Refleksji o mamach i dzieciach kochanych. O mamach i dzieciach odrzuconych. O tym jak trudno jest mierzyć się z mitem idealnej ” Matki- Polki”. Wiele kobiet obwinia się o bycie niewystarczająco dobrą mamą. Refleksji także o tym, jak trudno być zadowalającym dorosłych dzieckiem.
Są mamy, które mają przekonanie o swojej wielkości, o tym, że dzieci stanowią ich przedłużenie, albo stanowią ich integralną część. Dzieci tych mam cierpią kiedy próbują dorastać i tworzyć swoją odrębną tożsamość. Są obwiniane i niewystarczająco dobre. Czasami niewystarczająco wdzięczne.
Macierzyństwo nawet niedoskonałe jest wystarczające jeśli wiąże się ze świadomością tego, że dzieci są odrębnymi bytami, mają swoje emocje, potrzeby. Miłości i granic.Bezpieczeństwa i akceptacji. Jeśli szanujemy odrębność dzieci, jesteśmy na nie uważne, nasze macierzyństwo jest wystarczające.
Matki także doświadczają odrzucenia od swoich dorosłych dzieci.Są czasem zbyt mało nowoczesne, zaradne, pomijane. Tak jakby ich rola ograniczała się tylko do wychowania, jakby granice pokoleniowe były jak mury, tak jakby nie dało się przeformułować relacji z opiekuńczej na taką, w której starsza kobieta, matka też ma jakieś miejsce. Ważne i godne szacunku.
Wychowujmy dzieci z miłością,dając im metaforyczne skrzydła i korzenie.

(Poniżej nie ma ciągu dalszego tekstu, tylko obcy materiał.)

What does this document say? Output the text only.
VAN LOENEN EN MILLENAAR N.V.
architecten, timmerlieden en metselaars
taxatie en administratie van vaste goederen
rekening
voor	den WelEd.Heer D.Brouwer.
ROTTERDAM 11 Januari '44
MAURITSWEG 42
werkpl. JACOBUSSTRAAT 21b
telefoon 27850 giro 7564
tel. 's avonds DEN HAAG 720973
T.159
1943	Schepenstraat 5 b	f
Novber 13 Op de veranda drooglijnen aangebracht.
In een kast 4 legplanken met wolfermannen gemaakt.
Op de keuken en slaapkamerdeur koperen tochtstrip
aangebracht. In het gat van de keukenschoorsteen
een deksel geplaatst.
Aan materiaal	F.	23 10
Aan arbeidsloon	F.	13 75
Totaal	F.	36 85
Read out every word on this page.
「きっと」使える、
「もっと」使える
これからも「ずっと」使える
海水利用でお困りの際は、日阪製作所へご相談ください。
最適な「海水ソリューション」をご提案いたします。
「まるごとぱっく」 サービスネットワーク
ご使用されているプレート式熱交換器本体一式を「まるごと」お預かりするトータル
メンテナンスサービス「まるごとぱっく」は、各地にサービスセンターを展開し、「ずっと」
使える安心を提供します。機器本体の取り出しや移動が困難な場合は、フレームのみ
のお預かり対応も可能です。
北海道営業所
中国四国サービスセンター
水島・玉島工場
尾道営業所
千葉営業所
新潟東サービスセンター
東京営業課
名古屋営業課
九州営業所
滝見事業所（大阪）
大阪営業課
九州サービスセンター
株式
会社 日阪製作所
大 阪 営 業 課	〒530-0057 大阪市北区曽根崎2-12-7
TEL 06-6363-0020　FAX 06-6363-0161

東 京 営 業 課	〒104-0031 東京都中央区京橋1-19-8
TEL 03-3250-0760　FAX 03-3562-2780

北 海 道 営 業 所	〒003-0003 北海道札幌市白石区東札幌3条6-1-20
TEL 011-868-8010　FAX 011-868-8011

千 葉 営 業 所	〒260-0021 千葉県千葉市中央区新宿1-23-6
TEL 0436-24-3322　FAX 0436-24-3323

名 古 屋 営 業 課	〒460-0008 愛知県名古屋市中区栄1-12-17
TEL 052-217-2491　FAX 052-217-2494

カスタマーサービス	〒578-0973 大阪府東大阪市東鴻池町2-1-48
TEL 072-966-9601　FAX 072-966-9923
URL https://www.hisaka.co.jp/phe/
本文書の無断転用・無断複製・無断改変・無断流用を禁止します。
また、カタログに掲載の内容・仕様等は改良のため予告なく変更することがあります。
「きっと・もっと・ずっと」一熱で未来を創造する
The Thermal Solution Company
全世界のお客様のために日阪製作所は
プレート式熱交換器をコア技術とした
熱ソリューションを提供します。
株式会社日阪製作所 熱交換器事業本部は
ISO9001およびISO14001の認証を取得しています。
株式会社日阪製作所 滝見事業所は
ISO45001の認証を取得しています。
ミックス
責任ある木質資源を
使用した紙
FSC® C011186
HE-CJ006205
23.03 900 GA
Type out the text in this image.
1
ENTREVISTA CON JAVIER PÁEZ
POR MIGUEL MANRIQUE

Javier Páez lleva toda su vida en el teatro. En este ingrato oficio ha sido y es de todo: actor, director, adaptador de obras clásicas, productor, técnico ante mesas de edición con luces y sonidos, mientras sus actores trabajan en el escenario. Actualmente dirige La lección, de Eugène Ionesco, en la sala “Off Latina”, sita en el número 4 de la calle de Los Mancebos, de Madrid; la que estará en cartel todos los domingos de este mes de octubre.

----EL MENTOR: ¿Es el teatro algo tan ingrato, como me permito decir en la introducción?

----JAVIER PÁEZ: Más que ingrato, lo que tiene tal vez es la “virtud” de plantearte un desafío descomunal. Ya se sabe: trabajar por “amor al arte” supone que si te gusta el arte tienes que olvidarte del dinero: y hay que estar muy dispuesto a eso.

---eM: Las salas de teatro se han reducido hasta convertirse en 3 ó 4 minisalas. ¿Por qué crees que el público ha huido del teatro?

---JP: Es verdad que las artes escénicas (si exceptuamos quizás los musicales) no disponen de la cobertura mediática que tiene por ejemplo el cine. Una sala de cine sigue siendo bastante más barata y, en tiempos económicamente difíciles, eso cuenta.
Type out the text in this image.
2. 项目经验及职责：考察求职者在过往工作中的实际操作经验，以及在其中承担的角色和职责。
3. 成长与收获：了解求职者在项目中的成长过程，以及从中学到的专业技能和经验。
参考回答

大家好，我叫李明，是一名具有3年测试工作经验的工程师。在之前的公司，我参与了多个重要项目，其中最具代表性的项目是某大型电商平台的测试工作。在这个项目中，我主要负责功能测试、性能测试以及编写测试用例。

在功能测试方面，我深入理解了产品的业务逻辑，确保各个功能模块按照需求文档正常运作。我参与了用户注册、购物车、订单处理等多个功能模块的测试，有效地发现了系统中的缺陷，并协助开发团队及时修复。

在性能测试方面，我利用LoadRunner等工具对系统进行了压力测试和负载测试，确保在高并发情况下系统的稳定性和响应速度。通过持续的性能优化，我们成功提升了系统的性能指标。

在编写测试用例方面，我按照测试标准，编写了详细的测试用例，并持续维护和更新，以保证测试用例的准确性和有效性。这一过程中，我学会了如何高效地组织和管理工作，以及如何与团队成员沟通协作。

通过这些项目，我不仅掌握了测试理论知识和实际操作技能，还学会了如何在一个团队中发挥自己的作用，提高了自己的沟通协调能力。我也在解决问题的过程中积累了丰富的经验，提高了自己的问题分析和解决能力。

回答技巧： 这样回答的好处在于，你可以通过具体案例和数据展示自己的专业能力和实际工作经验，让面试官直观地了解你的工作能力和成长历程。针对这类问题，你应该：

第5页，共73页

Nawet jeśli polecą bardzo daleko, ważne w życiu jest poczucie miejsca do którego zawsze można wrócić, symbolicznego miejsca, akceptacji rodzicielskiej niezależnie od popełnianych błędów i kolei losu. Matki potrzebują świadomości, że kiedy pozwalają rozwinąć skrzydła swoim dorastającym dzieciom, nie znikają przykryte cieniem tych skrzydeł. Są nadal w świadomości swoich dzieci, w takiej roli , która nie ogranicza ale pozwala doświadczać wzajemnej miłości.